In simili condizioni gli Stati Uniti dovettero dapprima rendersi conto con sorpresa di come , anche nel periodo del maggiore contrasto , la Russia fosse stata per loro sulla scena internazionale più un partner che un avversario. Insieme avevano avuto per un cinquantennio quella forza necessaria per dominare il mondo che ora , con la sparizione di Mosca dall’arena , Washington ed i suoi alleati tradizionali non riuscivano ad avere da soli.

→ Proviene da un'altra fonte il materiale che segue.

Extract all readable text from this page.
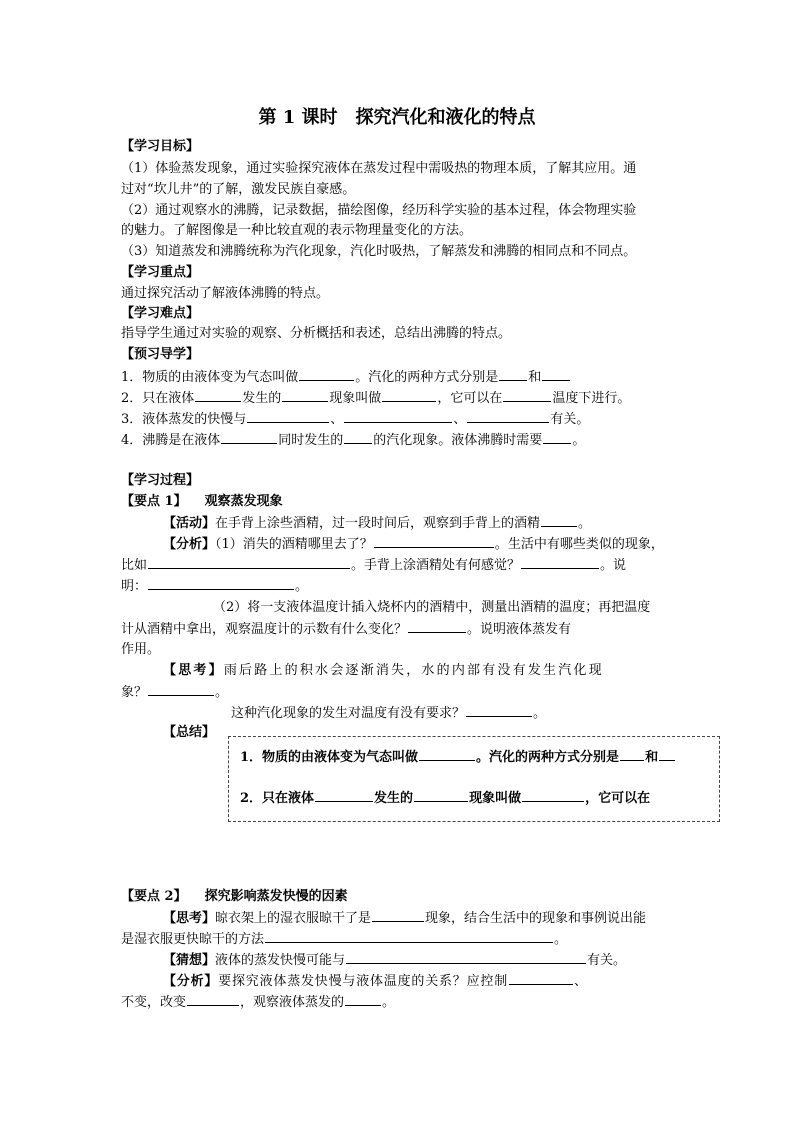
第 1 课时　探究汽化和液化的特点
【学习目标】
（1）体验蒸发现象，通过实验探究液体在蒸发过程中需吸热的物理本质，了解其应用。通
过对“坎儿井”的了解，激发民族自豪感。
（2）通过观察水的沸腾，记录数据，描绘图像，经历科学实验的基本过程，体会物理实验
的魅力。了解图像是一种比较直观的表示物理量变化的方法。
（3）知道蒸发和沸腾统称为汽化现象，汽化时吸热，了解蒸发和沸腾的相同点和不同点。
【学习重点】
通过探究活动了解液体沸腾的特点。
【学习难点】
指导学生通过对实验的观察、分析概括和表述，总结出沸腾的特点。
【预习导学】
1．物质的由液体变为气态叫做	。汽化的两种方式分别是 和
2．只在液体	发生的	现象叫做	，它可以在	温度下进行。
3．液体蒸发的快慢与	、	、	有关。
4．沸腾是在液体	同时发生的 的汽化现象。液体沸腾时需要 。
【学习过程】
【要点 1】 观察蒸发现象
【活动】在手背上涂些酒精，过一段时间后，观察到手背上的酒精	。
【分析】（1）消失的酒精哪里去了？	。生活中有哪些类似的现象，
比如	。手背上涂酒精处有何感觉？	。说
明：	。
（2）将一支液体温度计插入烧杯内的酒精中，测量出酒精的温度；再把温度
计从酒精中拿出，观察温度计的示数有什么变化？	。说明液体蒸发有
作用。
【思考】雨后路上的积水会逐渐消失，水的内部有没有发生汽化现
象？	。
这种汽化现象的发生对温度有没有要求？	。
【总结】
1．物质的由液体变为气态叫做	。汽化的两种方式分别是 和
2．只在液体	发生的	现象叫做	，它可以在
【要点 2】 探究影响蒸发快慢的因素
【思考】晾衣架上的湿衣服晾干了是	现象，结合生活中的现象和事例说出能
是湿衣服更快晾干的方法	。
【猜想】液体的蒸发快慢可能与	有关。
【分析】要探究液体蒸发快慢与液体温度的关系？应控制	、
不变，改变	，观察液体蒸发的	。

A ciò si aggiunse il fatto che la leadership americana , incontrastata nel periodo dei blocchi , veniva ora sfidata da nuovi colossi emergenti . In un orizzonte che era parso sino ad allora lontano ma che l’inizio della globalizzazione rendeva improvvisamente molto vicino incombeva la grande ombra di una Cina la cui economia progrediva con tassi di sviluppo a due cifre che l’Occidente aveva da molto tempo dimenticato . Un poco più tardi si sarebbe iniziato anche a parlare dei BRICS , i grandi paesi dei vari continenti che sembravano possedere anche essi tutte le caratteristiche per trasformarsi col tempo in potenze di riferimento . Nel seno stesso del mondo occidentale gli USA vedevano poi con allarme crescere costantemente una Unione Europea con un processo di allargamento ed approfondimento cui essi non potevano ufficialmente opporsi senza rimettere in discussione amicizie consolidate e fondate sulla condivisione dei valori ma che poteva portarli , anche se non in tempi brevi , a dover tener conto di un secondo competitore alla leadership mondiale.
Per loro fortuna fu l’Europa stessa che non seppe reggere un ritmo che avrebbe dovuto permettere alla UE di allargarsi e di approfondire i legami fra gli stati membri , due risultati difficilissimi a conseguirsi nel medesimo tempo. Altri errori furono poi fatti in ambito europeo allorché si passo’ alla moneta comune e ciò permise che avvenisse proprio ciò che si poteva e voleva evitare , vale a dire la nascita di una Europa tedesca anziché della Germania europea che si era sperata. In seguito inoltre i cittadini ed il Governo tedesco scoprirono con piacere come le regole economiche che erano state fissate operassero tutte a loro favore creando una situazione in cui contro ogni logica i ricchi continuavano a derubare i poveri. Ne derivo il secco rifiuto di Berlino di accettare qualsiasi reale cambiamento e la progressiva conseguente trasformazione della Unione in una burocratica macchina conservatrice incapace di esercitare più alcuna attrazione sul singolo cittadino europeo . Si è trattato di un errore , e di un processo , che abbiamo già duramente pagato con la Brexit e che rischiamo altresì di continuare a pagare con l’avanzata dei movimenti populisti prevista per il prossimo futuro.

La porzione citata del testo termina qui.